Только доучившись до шестого класса гимназии, — вспоминал Розанов о своем детстве, — узнал, что «был Сусанин», и «сердце замирало от восторга о Сусанине, умирающем среди поляков… И очень многие гимназисты до IV класса не доходят: все они знают, что у человека 32 позвонка и не знают, как Сусанин спас Царскую Семью… Потом университет. У них была Реформация, а у нас нечесаный поп Аввакум. Там — римляне, у русских же Чичиковы. Как не взять бомбу, как не примкнуть к партии «ниспровержения существующего строя».

Вслед за Достоевским, призывавшим к самоуважению, Розанов утверждает: «Мы не уважали себя. Суть Руси, что она не уважает себя». Подлинным заклинанием, стихотворением в прозе звучат слова Розанова о том, что счастливую и великую родину любить не велика вещь. «Мы ее должны любить именно когда она слаба, мала, унижена, наконец, глупа, наконец, даже порочна. Именно, именно, когда наша “мать” пьяна, лжет, и вся запуталась в грехе, — мы и не должны отходить от нее… Но и это еще не последнее: когда она наконец умрет и, обглоданная будет являть одни кости, — тот будет “русский”, кто будет плакать около этого остова, никому не нужного и всеми плюнутого».
Розанов много размышлял о сущности русской идеи, подчеркивая при этом, что русская идея заключается в тайной жажде правды, любви и добра. Для автора «Опавших листьев» и «Мимолетного» воплощением русской идеи был прп. Серафим Саровский, призывавший к стяжанию Духа Святого и прп. Амвросий Оптинский, также видевший путь к Богу в смирении, вере, послушании.
Русская идея у Розанова — это идея единства духа и плоти, души и тела, мысли и чувства, Церкви и личности и всех вместе — с Богом. Мечта о целостности человеческой личности порождалась у него неприязнью к христианскому аскетизму, европейскому рационализму и утилитаризму, разрывом между духовным и физическим началом.
И, наконец, русская идея для Розанова проявлялась в светлом радостном и гармоничном православном жизнеприятии с его пронзительным чувством природы, Родины, чувством «строгим, сдержанным, неречистым», представляющим одно «великое горячее молчание» и целомудренную застенчивость.

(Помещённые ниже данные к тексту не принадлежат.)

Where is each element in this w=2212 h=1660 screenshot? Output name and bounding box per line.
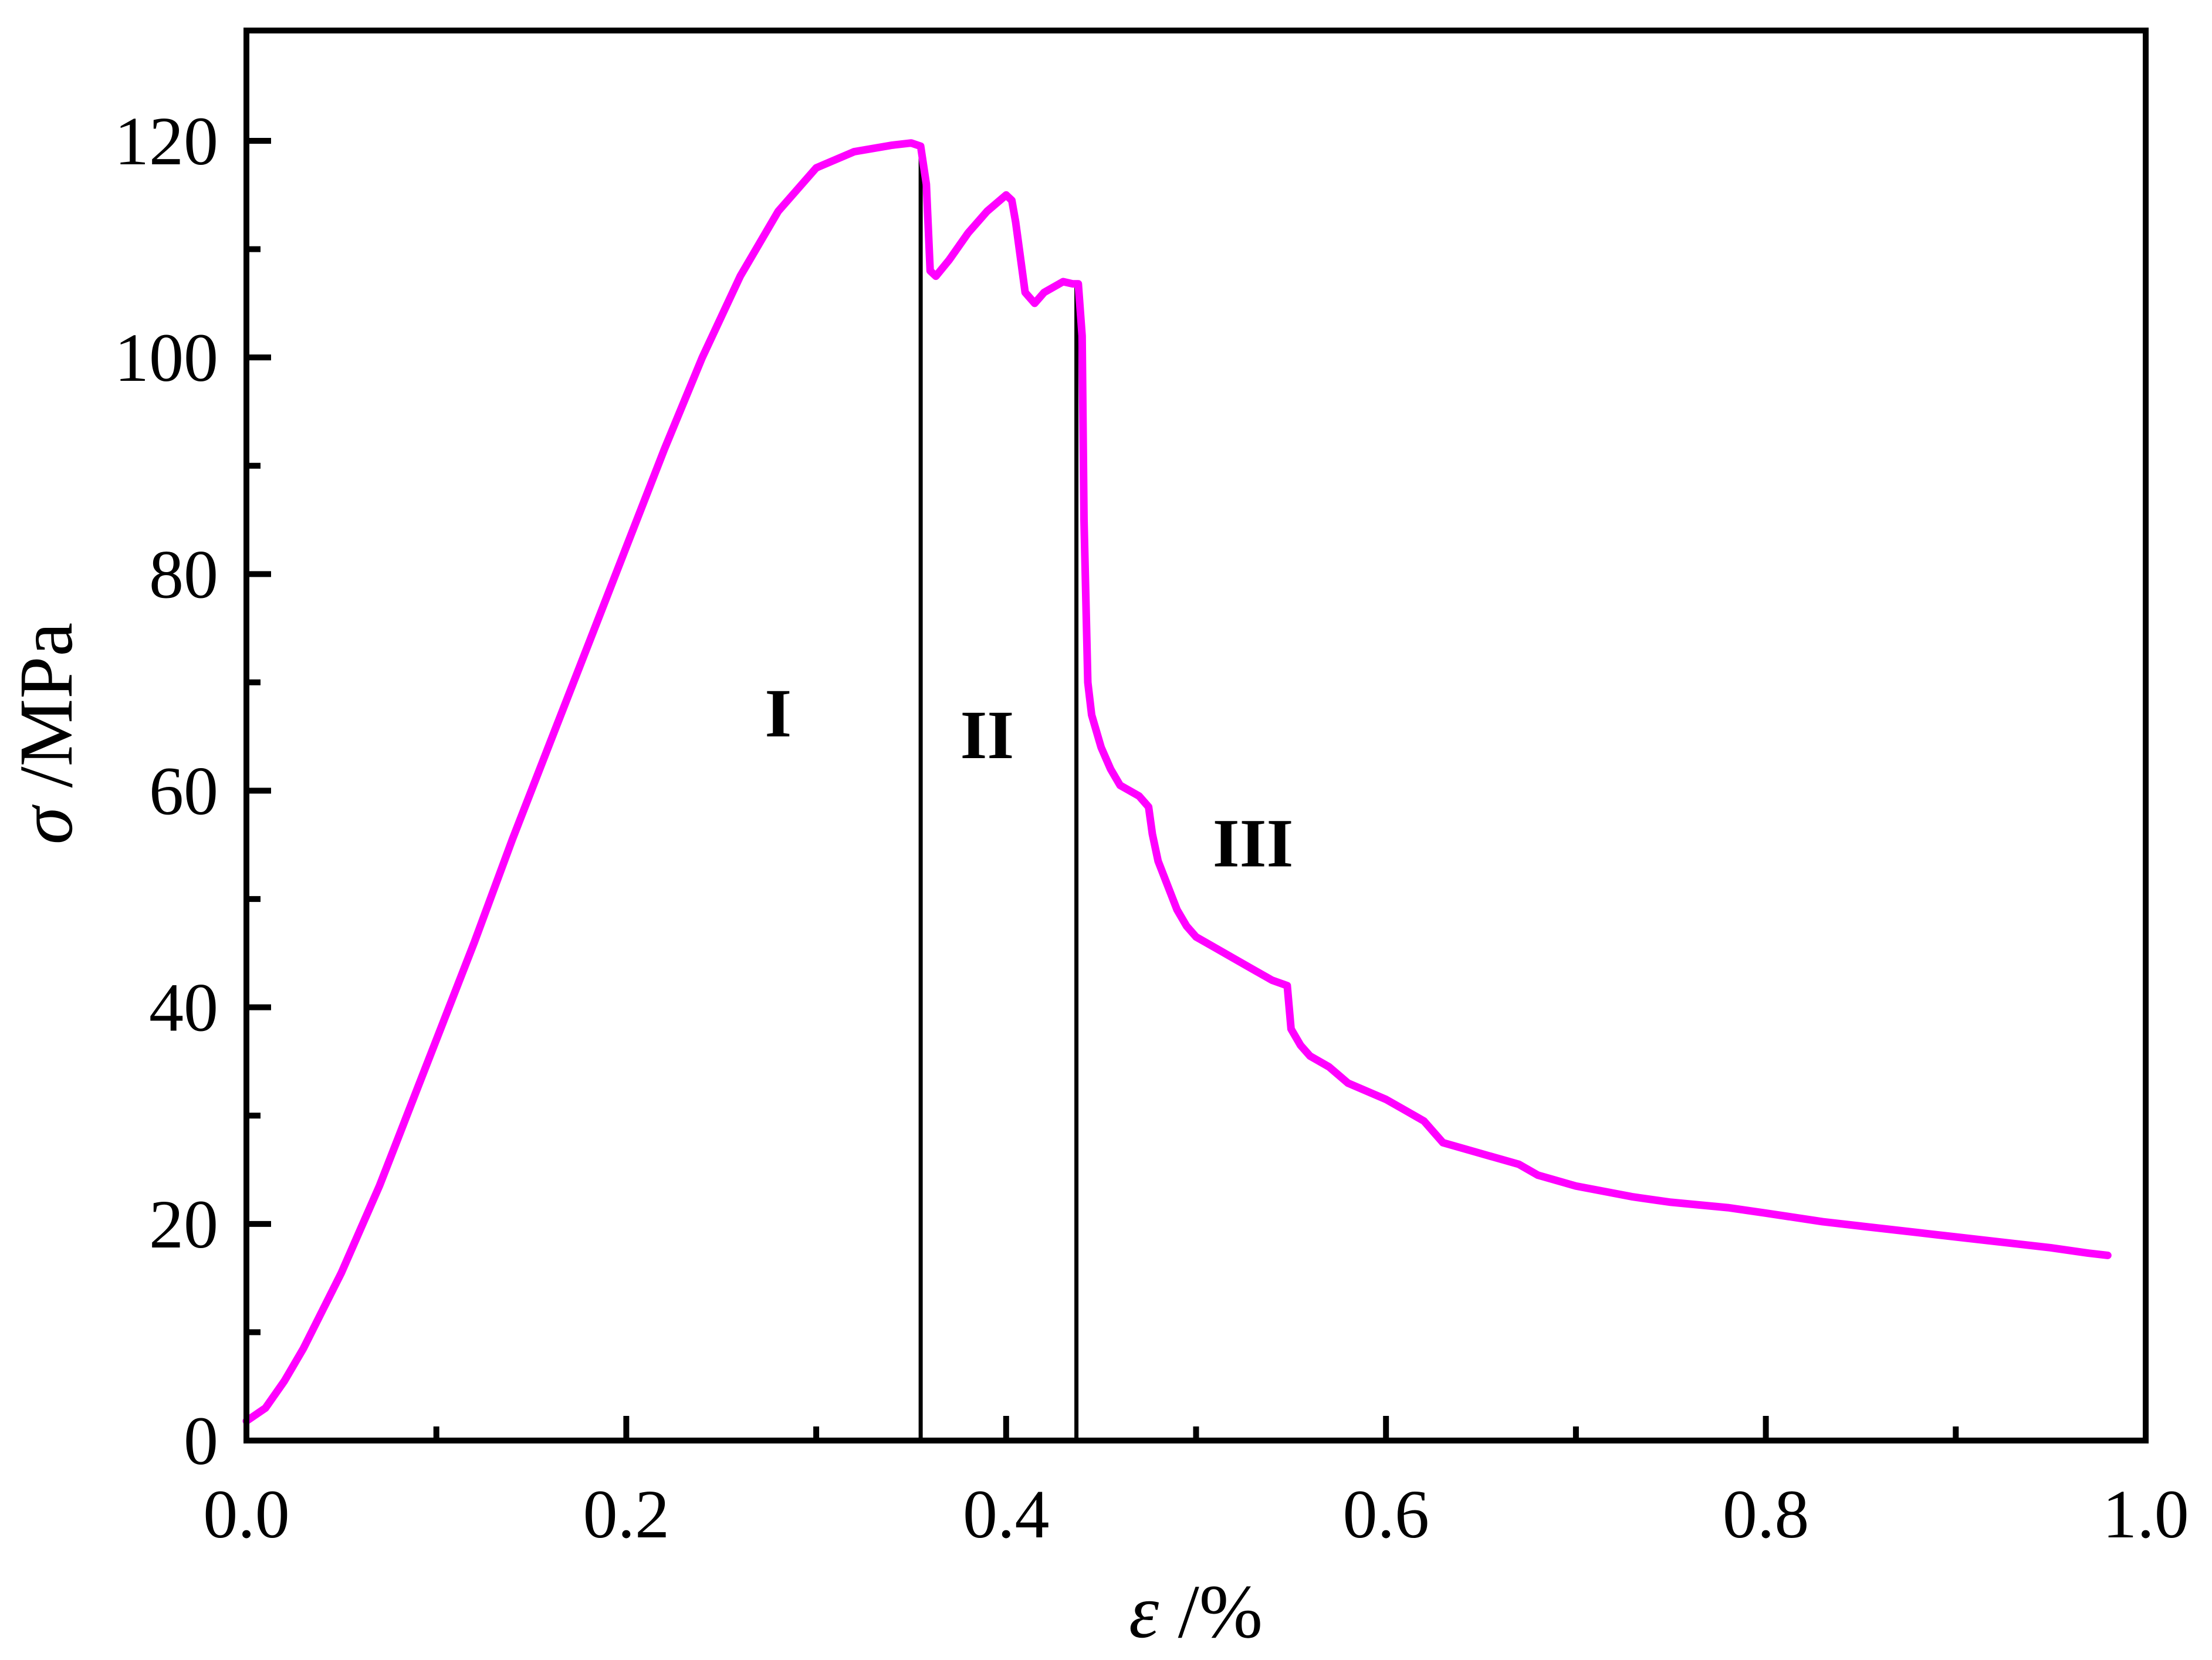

В статье «Возле русской идеи»… Розанов, размышляя о мысли Бисмарка относительно женственности русского национального характера и мужественности «германского элемента», якобы предопределяющего рабскую подчиненность России, заметил, что, хотя муж есть глава дома, хозяйкою его обыкновенно бывает жена. Куда шея захочет, туда голова и поворачивается, гласит народная мудрость. Вот почему миссия России в европейском христианском сообществе заключается в том, чтобы «докончить» дом, строительство его, подобно тому, как женщина «доканчивает» холостую квартиру, когда входит в него «невестою и женою» домохозяина.
Женственное начало, уступчивость, мягкость, по словам Розанова, обладает необыкновенной силой, это своего рода «овладение, приводящее к тому, что не муж обладает своей женой, но она обладает своим мужем». Одну из особенностей русского национального характера Розанов видел в том, что русские, беззаветно отдаваясь чужим влияниям, сохраняют в самой «отдаче» свое «женственное я»: непременно требуют в том, чему отдаются, — кротости, любви, простоты, ясности; безусловно ничему «грубому», как таковому, русские никогда не поклонились, не «отдались»… Напротив, когда европейцы «отдаются русскому», то отдаются самой сердцевине их, вот этому «нежному женственному началу», т. е. отрекаются от самой сущности европейского начала, вот этого начала гордыни, захвата, господства. «Русские принимают только тело, но духа не принимают. Чужие, соединяясь с нами, принимают именно дух».
Русский Народ, по Розанову, призван к идеям, чувствам, молитвам, но не к господству. Именно в этом видел писатель ответ Бисмарку и кайзеру Вильгельму, утверждавшим, что славяне с их женственным началом являются лишь материалом, удобрением, почвой для «настоящей», «высшей» нации (Германии. — Ю. С.) с ее высоким историческим призванием.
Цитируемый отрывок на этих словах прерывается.